Or, en dépit qu’on en ait parfois, la morale suppose tout le contraire. On peut toujours fustiger le fait que les comportements qu’elle prescrit soient étriqués ou aliénants, il n’empêche qu’elle ne le doit faire que, précisément, parce que ces comportements ne sont ni automatiques ni naturels. La morale suppose la liberté : on le sait depuis Kant.
Ensuite, quelque acte que je puis commettre suppose une évaluation préalable : la volonté incline vers le mieux, sinon le bien ; il faut donc bien qu’au moins implicitement je me sois posé la question de la valeur de l’objet de ma volonté et des buts que je poursuis.

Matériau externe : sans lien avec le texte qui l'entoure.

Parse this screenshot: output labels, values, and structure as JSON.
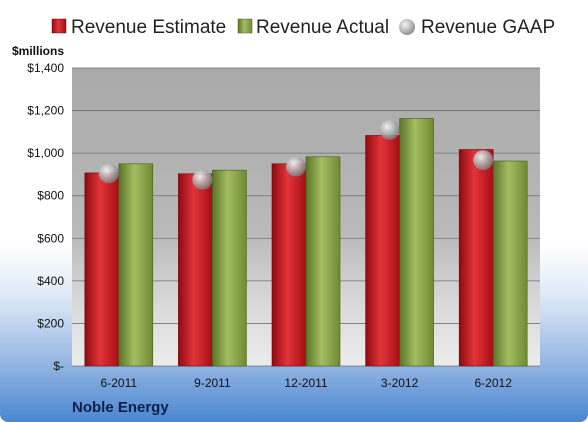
{
  "chart_data": {
    "type": "bar",
    "title": "",
    "company": "Noble Energy",
    "unit_label": "$millions",
    "categories": [
      "6-2011",
      "9-2011",
      "12-2011",
      "3-2012",
      "6-2012"
    ],
    "series": [
      {
        "name": "Revenue Estimate",
        "type": "bar",
        "color": "#c8141c",
        "values": [
          907,
          903,
          950,
          1083,
          1017
        ]
      },
      {
        "name": "Revenue Actual",
        "type": "bar",
        "color": "#7f9a3e",
        "values": [
          950,
          920,
          983,
          1163,
          963
        ]
      },
      {
        "name": "Revenue GAAP",
        "type": "marker",
        "color": "#a9a9a9",
        "values": [
          905,
          875,
          937,
          1110,
          967
        ]
      }
    ],
    "ylim": [
      0,
      1400
    ],
    "yticks": [
      0,
      200,
      400,
      600,
      800,
      1000,
      1200,
      1400
    ],
    "ytick_labels": [
      "$-",
      "$200",
      "$400",
      "$600",
      "$800",
      "$1,000",
      "$1,200",
      "$1,400"
    ],
    "grid": true,
    "legend_position": "top"
  }
}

Dans l’hésitation enfin à utiliser morale ou éthique, je lis toute l’ambivalence d’un projet qui n’ose pas dire son nom. Y revenir, se demander de quoi l’on parle a donc quelque intérêt

J’y vois trois niveaux :

à la surface, la déontologie qui est la prescription d’un certain nombre de comportements ajustés à une profession donnée. Valable pour un espace et un temps donné, elle est d’autant mieux formellement édictée que l’on a affaire à un métier organisé autour d’un ordre dont c’est le rôle d’en assurer l’observance.

au mitant, un discours plus général, indiquant plus souvent d’ailleurs les comportements proscrits et dont le décalogue d’un côté, et le code civil de l’autre représentent des paradigmes.

à la racine, les principes qui justifient ces prescriptions ou ces proscriptions qui n’ont d’ailleurs de force que s’ils sont universels. C’est au fond ce que Kant nommait les fondements de la métaphysique des mœurs.

Ce que je veux devant vous ouvrir c’est cette boîte noire qu’on appelle morale, ce sont ces valeurs des valeurs qui vont bien plus profond que l’usage publicitaire que quelque charcutier sarthois crut pouvoir autrefois revendiquer pour vanter sa production.

Cette boîte a trois dimensions, trois lignes donc dont l’intersection nous dira ce que nous devons entendre : l’une est verticale qui nous renvoie au temps ; la seconde, horizontale nous renvoie à l’autre, à l’espace de la socialité ; la dernière qui se joue de la profondeur est en réalité l’intersection des deux premières et nous ramène de l’apparence à ce qu’il y a de plus profond dans notre propre humanité.

 

 

Ligne 1 : solidarité

La première ligne que nous pouvons dessiner est celle, verticale, qui sépare le sacré du profane, dessine par le haut la sortie de l'indécision : elle configure la condition de l'homme mais dit en même temps l'angoisse qui le saisit dès lors qu'il réalise être seul et sans certitude ; c'est pour cela qu'elle révèle à la fois la crainte et l'espérance, ambivalence si bien décrite en ce Dieu qu'avec le même terme l'on aime en même temps que craint. Cette ligne se joue toujours sur le mode du contrat, de l'alliance - du testament. Elle est ce qui fait se tenir ensemble le monde d'en haut et le monde d'en bas ; ce qui donne cohérence et solidité.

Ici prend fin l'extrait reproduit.